On 22.09.24 17:03, Willem de Bruijn wrote:
From: Willem de Bruijn <willemb@xxxxxxxxxx>
Detect gso fraglist skbs with corrupted geometry (see below) and
pass these to skb_segment instead of skb_segment_list, as the first
can segment them correctly.
Valid SKB_GSO_FRAGLIST skbs
- consist of two or more segments
- the head_skb holds the protocol headers plus first gso_size
- one or more frag_list skbs hold exactly one segment
- all but the last must be gso_size
Optional datapath hooks such as NAT and BPF (bpf_skb_pull_data) can
modify these skbs, breaking these invariants.
In extreme cases they pull all data into skb linear. For UDP, this
causes a NULL ptr deref in __udpv4_gso_segment_list_csum at
udp_hdr(seg->next)->dest.
Detect invalid geometry due to pull, by checking head_skb size.
Don't just drop, as this may blackhole a destination. Convert to be
able to pass to regular skb_segment.
Link: https://lore.kernel.org/netdev/20240428142913.18666-1-shiming.cheng@xxxxxxxxxxxx/
Fixes: 3a1296a38d0c ("net: Support GRO/GSO fraglist chaining.")
Signed-off-by: Willem de Bruijn <willemb@xxxxxxxxxx>
Cc: stable@xxxxxxxxxxxxxxx
---
diff --git a/net/ipv4/udp_offload.c b/net/ipv4/udp_offload.c
index d842303587af..e457fa9143a6 100644
--- a/net/ipv4/udp_offload.c
+++ b/net/ipv4/udp_offload.c
@@ -296,8 +296,16 @@ struct sk_buff *__udp_gso_segment(struct sk_buff *gso_skb,
return NULL;
}
- if (skb_shinfo(gso_skb)->gso_type & SKB_GSO_FRAGLIST)
- return __udp_gso_segment_list(gso_skb, features, is_ipv6);
+ if (skb_shinfo(gso_skb)->gso_type & SKB_GSO_FRAGLIST) {
+ /* Detect modified geometry and pass these to skb_segment. */
+ if (skb_pagelen(gso_skb) - sizeof(*uh) == skb_shinfo(gso_skb)->gso_size)

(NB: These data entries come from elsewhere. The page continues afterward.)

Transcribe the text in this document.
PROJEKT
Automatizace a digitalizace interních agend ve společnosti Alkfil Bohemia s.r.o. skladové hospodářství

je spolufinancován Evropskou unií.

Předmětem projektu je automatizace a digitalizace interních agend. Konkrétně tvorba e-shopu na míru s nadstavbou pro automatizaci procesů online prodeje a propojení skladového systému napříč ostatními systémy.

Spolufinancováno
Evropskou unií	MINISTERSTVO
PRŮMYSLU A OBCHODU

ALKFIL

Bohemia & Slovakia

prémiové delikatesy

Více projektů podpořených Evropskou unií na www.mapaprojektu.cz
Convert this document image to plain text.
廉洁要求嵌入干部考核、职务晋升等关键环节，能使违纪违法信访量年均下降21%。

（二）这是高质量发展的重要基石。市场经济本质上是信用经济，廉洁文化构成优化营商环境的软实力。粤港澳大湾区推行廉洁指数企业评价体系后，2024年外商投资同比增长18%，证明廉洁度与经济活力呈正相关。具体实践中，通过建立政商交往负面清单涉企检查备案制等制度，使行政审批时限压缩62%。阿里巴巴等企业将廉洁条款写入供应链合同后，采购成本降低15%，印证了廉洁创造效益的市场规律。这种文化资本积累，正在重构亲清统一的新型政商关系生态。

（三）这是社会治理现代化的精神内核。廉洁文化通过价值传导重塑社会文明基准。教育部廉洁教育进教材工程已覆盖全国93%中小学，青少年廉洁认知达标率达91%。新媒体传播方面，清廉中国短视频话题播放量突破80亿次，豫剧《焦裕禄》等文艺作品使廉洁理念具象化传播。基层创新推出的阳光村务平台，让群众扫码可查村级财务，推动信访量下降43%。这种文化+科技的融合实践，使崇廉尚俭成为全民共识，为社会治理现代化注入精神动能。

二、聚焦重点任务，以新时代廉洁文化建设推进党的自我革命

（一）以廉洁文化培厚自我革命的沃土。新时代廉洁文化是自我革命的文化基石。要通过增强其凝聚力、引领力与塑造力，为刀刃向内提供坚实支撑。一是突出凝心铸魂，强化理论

+ return __udp_gso_segment_list(gso_skb, features, is_ipv6);
+
+ /* Setup csum, as fraglist skips this in udp4_gro_receive. */
+ gso_skb->csum_start = skb_transport_header(gso_skb) - gso_skb->head;
+ gso_skb->csum_offset = offsetof(struct udphdr, check);
+ gso_skb->ip_summed = CHECKSUM_PARTIAL;
+ }
It seems to me that the TCP code would need something similar. Do you
think the same approach would work there as well?